Добавить в цитаты Настройки чтения

Страница 119 из 127

— Одна мысль о женитьбе на Куколке была для меня хуже зубной боли. — Рамиро передернуло. — Разве это женщина? Напивается вдребезги, а сама трезва, как холодильник. — Он привлек к себе Роситу жестом человека, который может наконец в открытую обнять любимую женщину. Только сейчас до Муна дошло — лишь теперь мексиканец был самим собой. До этого он играл роль — роль элегантного молодца, живущего на деньги богатой женщины, понимающего всю унизительность и искусственность своего положения, скрывающего истинные чувства за театральными жестами и напыщенными фразами.

— Роман с Куколкой был вашей идеей, Росита? — Мун уже наполовину догадался по взгляду Рамиро — без сомнения, он во всем подчинялся ей, более энергичной, умной и инициативной.

— У нас не было другого выхода. — Рамиро, как бы защищая жену от упреков, покрепче прижал ее к себе.
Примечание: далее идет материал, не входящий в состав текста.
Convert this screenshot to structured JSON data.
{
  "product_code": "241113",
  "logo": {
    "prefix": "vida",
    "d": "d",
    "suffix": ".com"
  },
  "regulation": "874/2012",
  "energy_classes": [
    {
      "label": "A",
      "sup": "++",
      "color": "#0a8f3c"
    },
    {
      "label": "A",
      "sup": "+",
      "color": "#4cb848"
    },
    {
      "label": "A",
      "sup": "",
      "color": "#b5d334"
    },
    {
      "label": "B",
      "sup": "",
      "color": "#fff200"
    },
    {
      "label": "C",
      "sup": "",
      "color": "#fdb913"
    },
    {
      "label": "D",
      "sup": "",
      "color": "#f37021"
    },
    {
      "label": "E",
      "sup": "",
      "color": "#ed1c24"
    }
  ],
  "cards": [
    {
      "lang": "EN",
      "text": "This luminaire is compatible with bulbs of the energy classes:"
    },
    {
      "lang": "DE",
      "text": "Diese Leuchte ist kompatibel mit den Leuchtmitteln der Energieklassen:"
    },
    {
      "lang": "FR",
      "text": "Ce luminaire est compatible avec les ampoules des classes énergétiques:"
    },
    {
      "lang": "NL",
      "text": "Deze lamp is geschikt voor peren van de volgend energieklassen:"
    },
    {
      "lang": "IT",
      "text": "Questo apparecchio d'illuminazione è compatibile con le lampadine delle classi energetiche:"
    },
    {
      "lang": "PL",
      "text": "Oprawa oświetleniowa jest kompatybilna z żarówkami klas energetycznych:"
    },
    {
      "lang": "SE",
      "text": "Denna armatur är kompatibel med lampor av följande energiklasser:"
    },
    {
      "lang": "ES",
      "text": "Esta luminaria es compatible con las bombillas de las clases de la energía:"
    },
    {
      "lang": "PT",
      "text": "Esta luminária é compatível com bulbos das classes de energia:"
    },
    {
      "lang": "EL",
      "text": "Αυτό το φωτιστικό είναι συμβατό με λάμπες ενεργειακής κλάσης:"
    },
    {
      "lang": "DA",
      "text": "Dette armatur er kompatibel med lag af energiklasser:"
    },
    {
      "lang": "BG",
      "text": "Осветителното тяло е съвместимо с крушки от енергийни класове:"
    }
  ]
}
— Моя! — Росита, освободившись от его объятий, резким жестом стряхнула с головы капюшон и расстегнула плащ. Казалось, она сейчас задохнется, если не даст волю давно искавшим выхода горьким словам. — Это я во всем виновата! Одна я! Когда меня перевели в Роту и нам пришлось расстаться, мне показалось, что это лучший выход. Лучше делить Рамиро с Куколкой, чем не видеться с ним совсем или увидеть его трупом! — В тусклом свете дождливых сумерек ее серебряные волосы выглядели седыми. — Дайте я лучше расскажу вам все по порядку. — С похожим на рыдание вздохом она присела на чемодан. — Когда мы женились, жизнь казалась нам сотканной из лучей. Рамиро как раз нашел хорошую работу — в ресторане «Кукарача». Туда приходили многие знаменитости, в том числе Эвелин Роджерс. Она была не прочь завязать с ним роман, нас обоих это сначала только забавляло. А потом Рамиро узнал, что ресторан принадлежит гангстерам, что в пудреницах, которые раздаются в виде рекламных сувениров постоянным клиентам, — кокаин, или героин, или гашиш, или какая-нибудь другая пакость. Управляющий вызвал его и предложил одно из двух — работать на них или пулю… Вот чего Рамиро боялся даже здесь, в Панотаросе, вот почему купил оружие, когда незадолго до вашего приезда узнал Краунена. Мы от страха чуть с ума не сошли!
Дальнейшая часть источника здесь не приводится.